Facebook’s Search and Destroy

An article came out yesterday from Clement Genzmer who is a security engineer at Facebook.  His tagline is "searching and destroying malicious links".  Those of us in the business of digital security and safety can certainly identify with that, especially the part where we aim to identify the criminals and work with law enforcement to have them brought to justice.  Truthfully, what I'm really in it for is the constructive aspect — an innate feeling and desire to build something new and offer positive "things" to society.  And that is what brought my attention to the article about Facebook's evolution in security and safety in the hopes of protecting consumers.

Facebook announced the following security measures in a bid to keep their ecosystem free and clear to enable its users to visit and share their lives without fear of infection.  I like having security "just doing its thing" and doing it well.  That involves security engineers and researchers to be vigilant and ever testing new products and services.  Testing to see that we are ahead of cybercriminals and that our proactive and reactive measures are constantly working.

• Malicious Links
  • Facebook in addition to their own systems has partnered with Web of Trust to obtain more information to help its ecosystem.  It is good to see industry working together.
• Clickjacking
  • Measures have been stepped up at Facebook to help detect and block rogue URLs.
• Self-XSS Protection
  • Working with browser providers, Facebook has also increased its own routines to catch potentially virulent URLs being pasted into this framework.

• Login Approvals
  • And not new, although re-announced, this is Facebook's own "multi-factor authentication" system.  In order for it to work, when logging into your profile, Facebook will send a code to your mobile phone.  Input that code, and you are logged in.

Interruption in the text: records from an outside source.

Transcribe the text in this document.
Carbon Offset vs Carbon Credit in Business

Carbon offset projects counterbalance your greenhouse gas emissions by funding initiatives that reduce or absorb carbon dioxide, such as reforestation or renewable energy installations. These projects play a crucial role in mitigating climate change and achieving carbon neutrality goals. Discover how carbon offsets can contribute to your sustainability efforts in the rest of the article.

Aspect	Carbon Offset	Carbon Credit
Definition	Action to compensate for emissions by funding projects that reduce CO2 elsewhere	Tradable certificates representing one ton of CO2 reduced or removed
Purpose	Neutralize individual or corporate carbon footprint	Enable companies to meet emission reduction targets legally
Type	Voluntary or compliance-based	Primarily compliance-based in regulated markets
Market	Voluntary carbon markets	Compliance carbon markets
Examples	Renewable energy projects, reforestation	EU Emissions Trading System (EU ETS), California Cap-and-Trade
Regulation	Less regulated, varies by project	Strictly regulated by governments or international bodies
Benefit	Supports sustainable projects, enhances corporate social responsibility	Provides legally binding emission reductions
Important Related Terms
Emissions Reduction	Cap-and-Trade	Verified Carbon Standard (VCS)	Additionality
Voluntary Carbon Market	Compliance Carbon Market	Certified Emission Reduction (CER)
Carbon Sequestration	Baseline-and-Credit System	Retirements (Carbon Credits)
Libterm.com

Might there be a way for miscreants to circumvent these?  Sure, and that is why security requires vigilance and a certain amount of passion by its practitioners.  Make no doubt about it, as we must pay taxes, so do online thieves (as the physical plane ones) will attempt to steal our information. 

I applaud Facebook for working diligently to help bolster its safety and security architecture for what technically can be defined as a world's third largest country.  When first responders or Emergency Medical Technicians (EMTs) arrive on a medical scene, the first thing taught in training is to make sure the environement is safe and secure and to ultimately ensure that no further damage is done.  Facebook is attempting just that, to ensure that consumers are not damaged by malicious links or account hijackings.  Keep up the good efforts and destroy those malicious links!

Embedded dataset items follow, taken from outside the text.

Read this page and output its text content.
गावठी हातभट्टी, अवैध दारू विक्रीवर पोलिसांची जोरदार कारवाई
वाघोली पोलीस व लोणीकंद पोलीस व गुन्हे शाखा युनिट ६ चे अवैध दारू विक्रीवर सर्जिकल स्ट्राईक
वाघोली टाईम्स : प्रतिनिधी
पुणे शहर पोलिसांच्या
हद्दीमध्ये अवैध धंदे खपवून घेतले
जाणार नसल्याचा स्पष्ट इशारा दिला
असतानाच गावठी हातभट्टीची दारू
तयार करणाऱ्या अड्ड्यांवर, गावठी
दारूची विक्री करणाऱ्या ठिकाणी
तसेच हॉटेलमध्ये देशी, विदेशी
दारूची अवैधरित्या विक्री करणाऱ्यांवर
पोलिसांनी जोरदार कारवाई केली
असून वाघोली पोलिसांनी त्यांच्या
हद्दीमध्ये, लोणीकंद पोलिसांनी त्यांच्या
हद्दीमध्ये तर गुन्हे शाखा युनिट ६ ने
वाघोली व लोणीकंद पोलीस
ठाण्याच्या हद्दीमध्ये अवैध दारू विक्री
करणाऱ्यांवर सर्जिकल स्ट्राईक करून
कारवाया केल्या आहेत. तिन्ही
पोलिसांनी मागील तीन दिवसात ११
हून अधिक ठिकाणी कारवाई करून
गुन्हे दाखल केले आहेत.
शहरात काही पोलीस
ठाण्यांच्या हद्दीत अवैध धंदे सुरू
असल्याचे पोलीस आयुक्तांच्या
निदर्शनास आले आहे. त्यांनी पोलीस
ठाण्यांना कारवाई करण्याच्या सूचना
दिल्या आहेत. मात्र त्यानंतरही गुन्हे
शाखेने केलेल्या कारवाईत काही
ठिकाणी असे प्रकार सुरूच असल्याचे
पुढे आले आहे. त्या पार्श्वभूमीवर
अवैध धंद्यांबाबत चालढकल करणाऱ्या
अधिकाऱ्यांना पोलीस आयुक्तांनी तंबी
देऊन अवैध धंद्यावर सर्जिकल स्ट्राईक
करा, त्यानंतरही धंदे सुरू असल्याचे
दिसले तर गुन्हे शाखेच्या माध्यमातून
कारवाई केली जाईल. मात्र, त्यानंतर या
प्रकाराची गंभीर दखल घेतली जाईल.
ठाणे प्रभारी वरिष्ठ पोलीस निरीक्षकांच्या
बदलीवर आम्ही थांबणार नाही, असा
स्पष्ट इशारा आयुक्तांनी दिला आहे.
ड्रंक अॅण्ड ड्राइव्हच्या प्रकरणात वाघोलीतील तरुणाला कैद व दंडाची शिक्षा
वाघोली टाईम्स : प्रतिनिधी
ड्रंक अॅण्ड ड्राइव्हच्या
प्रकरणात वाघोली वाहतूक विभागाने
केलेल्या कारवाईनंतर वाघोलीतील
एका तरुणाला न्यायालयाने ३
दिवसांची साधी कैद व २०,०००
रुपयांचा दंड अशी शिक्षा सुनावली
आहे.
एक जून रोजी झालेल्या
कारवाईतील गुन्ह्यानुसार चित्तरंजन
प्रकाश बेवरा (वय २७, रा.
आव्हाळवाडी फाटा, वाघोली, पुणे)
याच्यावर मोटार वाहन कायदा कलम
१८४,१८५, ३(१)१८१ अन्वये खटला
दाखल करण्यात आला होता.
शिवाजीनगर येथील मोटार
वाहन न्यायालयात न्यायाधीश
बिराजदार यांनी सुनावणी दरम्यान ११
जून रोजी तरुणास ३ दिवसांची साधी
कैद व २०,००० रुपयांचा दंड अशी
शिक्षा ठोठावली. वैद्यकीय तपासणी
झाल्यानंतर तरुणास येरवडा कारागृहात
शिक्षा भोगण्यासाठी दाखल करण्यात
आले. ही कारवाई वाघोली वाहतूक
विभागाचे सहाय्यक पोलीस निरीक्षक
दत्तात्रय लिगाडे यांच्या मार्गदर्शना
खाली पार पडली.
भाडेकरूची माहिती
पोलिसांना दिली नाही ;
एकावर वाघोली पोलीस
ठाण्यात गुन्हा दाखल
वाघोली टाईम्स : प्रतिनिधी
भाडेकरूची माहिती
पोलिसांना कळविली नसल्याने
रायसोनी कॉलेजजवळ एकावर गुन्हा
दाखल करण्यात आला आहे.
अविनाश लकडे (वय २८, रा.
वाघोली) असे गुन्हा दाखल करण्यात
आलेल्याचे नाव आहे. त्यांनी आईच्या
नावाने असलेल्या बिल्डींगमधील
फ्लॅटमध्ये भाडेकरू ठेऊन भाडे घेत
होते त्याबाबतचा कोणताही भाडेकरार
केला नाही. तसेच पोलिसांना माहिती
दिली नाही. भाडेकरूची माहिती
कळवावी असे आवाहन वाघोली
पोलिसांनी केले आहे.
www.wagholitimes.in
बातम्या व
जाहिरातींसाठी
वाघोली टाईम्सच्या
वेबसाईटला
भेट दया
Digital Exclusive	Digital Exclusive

On Tuesday, Facebook had blogged they are moving to a more secure API platform.  A roadmap is provided, and it is a good thing because this is yet another tool from their toolbox to assist in making consumer experience more secure:

• July 1: Updates to the PHP and JS SDKs available that use OAuth 2.0 and have new cookie format (without access token).
• September 1: All apps must migrate to OAuth 2.0 and expect an encrypted access token.
• October 1: All Canvas apps must process signed_request (fb_sig will be removed) and obtain an SSL certificate (unless you are in Sandbox mode). This will ensure that users browsing Facebook over HTTPS will have a great experience over a secure connection.

This means that the applications folks like to use on Facebook must support secure URL migrating from HTTP to HTTPS.  Hopefully this will permit for users to have a fully secure browsing session with Facebook limiting session sniffing (for example strangers in your immediate vicinity on a public WiFi using Firesheep).  Watch out for the tell tale sign that you are in HTTPS mode:

Involving industry and security experts to assist in safety and security is key.  Together, we win.